Ok i spent a lot of time messing around with this because I never knew i could start this thing from the command line.

First i assume you were able to connect via the site, have tun probed and probably rpm installed.  Also i have no idea how you installed the program.

Now with that said I used this script http://mad-scientist.us/junipernc to "install" the command line app, after that i was able to run the application.  I had some minor issues with the realm but that caused a different error that what you revived.

So I guess my question to you is how did you install?  Did you use the script above, did you hack it manually?

----------

## mahdi1234

Thanks KWhat for looking into this - here's my answers

 *KWhat wrote:*   

> 
> 
> First i assume you were able to connect via the site, have tun probed and probably rpm installed.  Also i have no idea how you installed the program.
> 
> 

 

Yes, I can connect via browser no problem, tun device runing.

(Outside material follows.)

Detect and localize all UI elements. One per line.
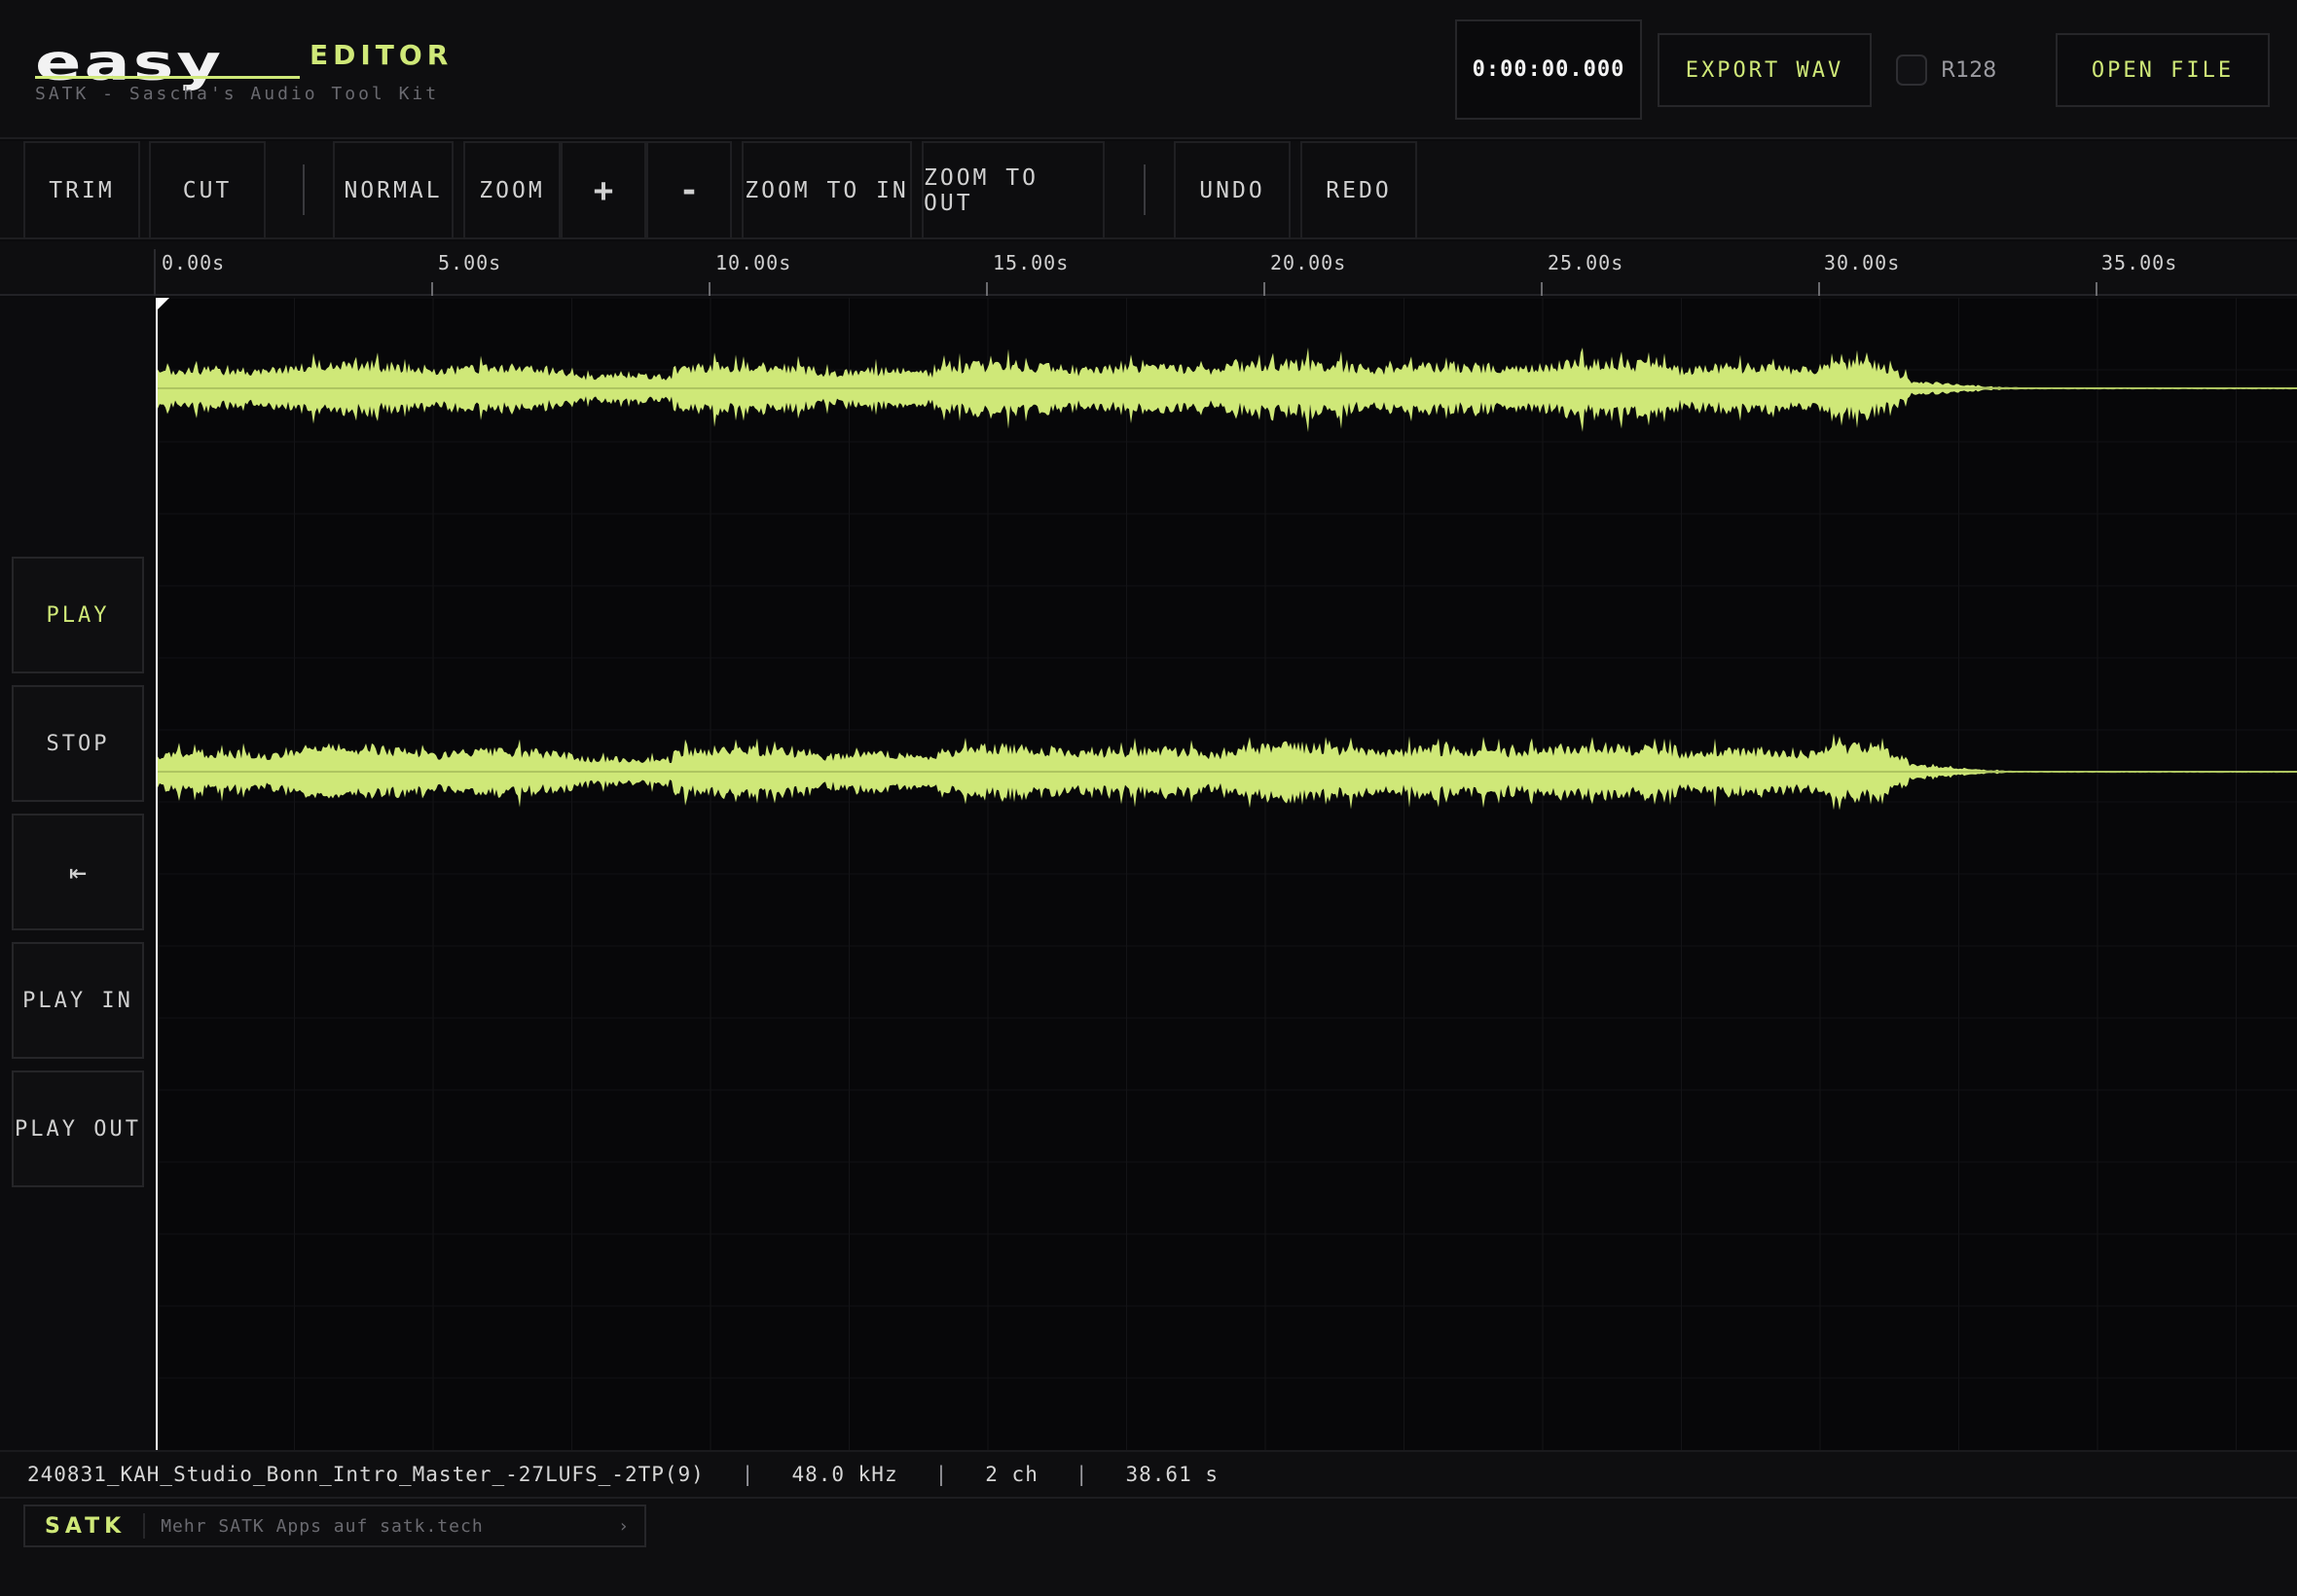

On first login via browser it installed required libraries into ~ folder.

 *KWhat wrote:*   

> 
> 
> Now with that said I used this script http://mad-scientist.us/junipernc to "install" the command line app, after that i was able to run the application.  I had some minor issues with the realm but that caused a different error that what you revived.
> 
> So I guess my question to you is how did you install?  Did you use the script above, did you hack it manually?
> ...

 

I followed steps described here - http://www.juniperforum.com/index.php/topic,5455.0.html - will try the script in the evening as I'm at different machine at the moment.

----------

## mahdi1234

I've tried the script, but still getting the same error :(

I've doublechecked all values several times and they are corretly defined in the script itself.

----------

## KWhat

The ive errors i was getting prior to this working were related to two issues.  Invalid Realm and Invalid Cert.  I would double check both, make sure you get your realm off the web page you sign in at.

One more interesting tidbit of information:

 *Quote:*   

> You will encounter this mysterious error if you have /etc and /tmp mounted on different partitions.  I typically mount /tmp as a separate partition so that random users and processes can't fill my whole root disk.  Guess I won't be doing that until Juniper releases a fix for this.

 

----------